Recently three Marine Corps reserve lieutenant colonels were on their way across the vast Northern Virginia wasteland sometimes referred to as Quantico. One was a graduate of the Virginia Military Institute, one hailed from the U.S. Naval Academy in Maryland, and one graduated from Villanova in Pennsylvania. Out of the blue, one of the boys brought up the subject of women in the military (this is still a subject?), saying it was immoral. The other two apparently agreed. Our source, cringing in the vehicle, mentioned to them this had been settled long ago. They ignored him. The three argued that women’s presence was immoral because women need to be protected. Though this is paternalistic, degrading, and insulting, it probably is not a minority opinion.
These cannot be the only three guys who believe — really believe — women’s presence in the military is immoral.
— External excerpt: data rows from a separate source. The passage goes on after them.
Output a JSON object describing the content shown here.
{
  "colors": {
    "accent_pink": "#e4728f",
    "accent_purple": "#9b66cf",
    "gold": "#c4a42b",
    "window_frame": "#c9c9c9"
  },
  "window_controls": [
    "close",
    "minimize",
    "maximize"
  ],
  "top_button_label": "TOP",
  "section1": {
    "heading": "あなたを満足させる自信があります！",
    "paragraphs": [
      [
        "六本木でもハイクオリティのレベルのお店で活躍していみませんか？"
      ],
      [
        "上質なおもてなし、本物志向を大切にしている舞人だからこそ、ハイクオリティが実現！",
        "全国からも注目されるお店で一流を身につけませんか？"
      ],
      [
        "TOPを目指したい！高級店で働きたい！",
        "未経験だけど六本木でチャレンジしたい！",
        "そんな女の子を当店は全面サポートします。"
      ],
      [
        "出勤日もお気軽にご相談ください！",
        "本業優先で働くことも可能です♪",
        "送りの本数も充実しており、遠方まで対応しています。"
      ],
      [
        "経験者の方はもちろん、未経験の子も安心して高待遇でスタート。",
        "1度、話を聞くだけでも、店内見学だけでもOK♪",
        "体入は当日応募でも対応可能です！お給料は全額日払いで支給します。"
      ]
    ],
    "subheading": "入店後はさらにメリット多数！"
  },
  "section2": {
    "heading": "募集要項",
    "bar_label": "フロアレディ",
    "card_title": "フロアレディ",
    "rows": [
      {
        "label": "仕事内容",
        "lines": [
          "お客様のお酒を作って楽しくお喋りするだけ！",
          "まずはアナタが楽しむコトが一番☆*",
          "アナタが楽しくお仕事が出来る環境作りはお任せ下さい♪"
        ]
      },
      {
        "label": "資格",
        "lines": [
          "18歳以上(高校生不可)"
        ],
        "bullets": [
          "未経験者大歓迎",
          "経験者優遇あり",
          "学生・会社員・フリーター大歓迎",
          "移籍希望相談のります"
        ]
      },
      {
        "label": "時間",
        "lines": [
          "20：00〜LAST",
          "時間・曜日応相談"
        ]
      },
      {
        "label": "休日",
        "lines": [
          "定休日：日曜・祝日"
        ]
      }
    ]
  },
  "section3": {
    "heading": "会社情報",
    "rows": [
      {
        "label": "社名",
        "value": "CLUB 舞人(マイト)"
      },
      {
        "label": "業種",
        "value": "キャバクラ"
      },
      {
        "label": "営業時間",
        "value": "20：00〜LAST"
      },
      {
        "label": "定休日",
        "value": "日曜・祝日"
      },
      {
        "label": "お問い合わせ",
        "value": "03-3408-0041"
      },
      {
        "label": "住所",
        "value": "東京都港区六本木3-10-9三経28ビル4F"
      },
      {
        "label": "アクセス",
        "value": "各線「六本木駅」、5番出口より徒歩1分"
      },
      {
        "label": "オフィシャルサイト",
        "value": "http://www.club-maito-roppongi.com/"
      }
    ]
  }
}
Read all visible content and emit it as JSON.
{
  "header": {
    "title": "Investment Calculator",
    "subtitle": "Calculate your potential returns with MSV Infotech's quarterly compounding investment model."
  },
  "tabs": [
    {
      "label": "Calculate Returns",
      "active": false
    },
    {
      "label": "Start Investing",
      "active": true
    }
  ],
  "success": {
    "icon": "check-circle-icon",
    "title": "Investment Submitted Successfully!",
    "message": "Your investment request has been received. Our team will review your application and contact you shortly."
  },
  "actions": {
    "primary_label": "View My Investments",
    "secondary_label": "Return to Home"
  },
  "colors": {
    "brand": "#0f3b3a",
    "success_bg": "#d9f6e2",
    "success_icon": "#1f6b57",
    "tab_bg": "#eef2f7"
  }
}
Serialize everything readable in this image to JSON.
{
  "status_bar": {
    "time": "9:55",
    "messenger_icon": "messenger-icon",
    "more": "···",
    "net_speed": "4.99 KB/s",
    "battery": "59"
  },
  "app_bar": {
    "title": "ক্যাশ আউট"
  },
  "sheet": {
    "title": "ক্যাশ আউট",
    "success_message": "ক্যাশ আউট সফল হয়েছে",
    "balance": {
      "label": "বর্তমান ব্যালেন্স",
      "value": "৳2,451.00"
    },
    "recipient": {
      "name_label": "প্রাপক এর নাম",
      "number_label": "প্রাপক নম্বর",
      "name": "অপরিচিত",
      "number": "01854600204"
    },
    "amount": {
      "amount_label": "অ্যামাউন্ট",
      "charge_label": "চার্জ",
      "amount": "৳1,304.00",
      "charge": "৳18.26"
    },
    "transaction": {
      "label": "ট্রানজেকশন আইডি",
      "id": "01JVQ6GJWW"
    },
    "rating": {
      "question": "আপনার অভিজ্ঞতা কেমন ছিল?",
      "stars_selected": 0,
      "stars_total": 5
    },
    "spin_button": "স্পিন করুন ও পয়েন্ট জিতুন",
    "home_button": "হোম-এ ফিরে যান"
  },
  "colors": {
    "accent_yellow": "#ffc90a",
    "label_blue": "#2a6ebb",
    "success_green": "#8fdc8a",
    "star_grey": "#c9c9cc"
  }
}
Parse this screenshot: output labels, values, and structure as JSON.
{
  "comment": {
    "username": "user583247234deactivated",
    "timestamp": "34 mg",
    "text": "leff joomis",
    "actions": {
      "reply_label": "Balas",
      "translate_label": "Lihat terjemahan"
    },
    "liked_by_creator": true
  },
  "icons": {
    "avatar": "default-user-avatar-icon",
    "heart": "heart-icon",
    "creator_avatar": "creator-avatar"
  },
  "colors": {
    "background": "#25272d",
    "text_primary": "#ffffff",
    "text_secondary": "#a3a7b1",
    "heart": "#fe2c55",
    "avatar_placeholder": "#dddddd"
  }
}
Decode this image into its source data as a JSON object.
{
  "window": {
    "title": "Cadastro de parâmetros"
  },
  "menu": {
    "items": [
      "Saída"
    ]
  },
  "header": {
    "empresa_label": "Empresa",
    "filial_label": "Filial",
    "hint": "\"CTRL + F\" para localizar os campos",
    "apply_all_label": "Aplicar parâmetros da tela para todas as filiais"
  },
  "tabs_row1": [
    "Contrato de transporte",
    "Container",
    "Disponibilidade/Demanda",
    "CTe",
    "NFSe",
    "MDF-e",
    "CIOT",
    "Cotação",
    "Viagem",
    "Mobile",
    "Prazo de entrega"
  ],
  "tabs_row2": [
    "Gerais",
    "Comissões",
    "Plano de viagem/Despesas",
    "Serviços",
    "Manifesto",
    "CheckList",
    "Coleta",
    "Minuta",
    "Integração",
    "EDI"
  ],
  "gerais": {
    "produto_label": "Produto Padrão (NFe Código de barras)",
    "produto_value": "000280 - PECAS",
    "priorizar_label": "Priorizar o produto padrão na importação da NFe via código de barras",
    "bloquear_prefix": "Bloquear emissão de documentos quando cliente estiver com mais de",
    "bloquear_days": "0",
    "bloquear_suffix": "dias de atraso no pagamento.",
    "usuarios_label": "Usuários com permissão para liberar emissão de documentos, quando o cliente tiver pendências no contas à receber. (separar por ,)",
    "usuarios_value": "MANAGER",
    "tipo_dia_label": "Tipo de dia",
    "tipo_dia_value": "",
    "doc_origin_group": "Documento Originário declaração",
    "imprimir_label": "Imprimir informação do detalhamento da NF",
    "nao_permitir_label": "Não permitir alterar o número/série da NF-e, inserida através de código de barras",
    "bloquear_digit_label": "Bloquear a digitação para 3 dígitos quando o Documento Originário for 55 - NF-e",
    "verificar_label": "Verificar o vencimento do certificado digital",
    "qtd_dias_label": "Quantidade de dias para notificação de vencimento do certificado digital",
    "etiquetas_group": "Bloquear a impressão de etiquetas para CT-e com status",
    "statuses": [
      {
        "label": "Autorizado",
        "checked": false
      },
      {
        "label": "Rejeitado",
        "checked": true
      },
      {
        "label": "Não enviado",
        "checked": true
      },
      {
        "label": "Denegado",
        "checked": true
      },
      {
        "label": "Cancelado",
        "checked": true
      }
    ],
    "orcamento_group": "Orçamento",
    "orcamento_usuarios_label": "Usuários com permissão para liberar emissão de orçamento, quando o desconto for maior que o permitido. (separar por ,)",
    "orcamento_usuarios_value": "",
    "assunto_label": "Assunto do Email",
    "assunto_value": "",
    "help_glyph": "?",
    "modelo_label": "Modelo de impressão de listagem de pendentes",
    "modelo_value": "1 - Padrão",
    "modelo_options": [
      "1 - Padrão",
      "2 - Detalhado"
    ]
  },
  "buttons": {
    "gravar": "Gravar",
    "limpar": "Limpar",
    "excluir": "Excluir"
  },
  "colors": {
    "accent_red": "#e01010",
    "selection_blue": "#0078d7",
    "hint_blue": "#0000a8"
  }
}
It is this view (ridiculous, archaic, but very real) that helps keep the legal ban on women from direct ground combat (combat units and those in direct support) in place. (Army leaders were at odds with lawmakers in 2005 when this policy was reaffirmed.) If a large number of people did not hold a similar opinion to our three blind mice, lawmakers probably could be convinced to change the law.
Many reasons have been given over the years to keep women out of the military, and certain specialties and readiness concerns were chief among them. For lack of a more pragmatic argument, are the mice playing the God Card and making this a morality issue? Sadly, there are women who feed this belief. No one is innocent on this one.
So how many serving have this view? Can they serve objectively with female peers, seniors, and subordinates? Are women’s careers ruined in the fallout? Do people die as a result?
Men and women are equally adept at protecting one another, though possibly in different ways. This issue is not a matter of training. These are characteristics that can only be bred out over time.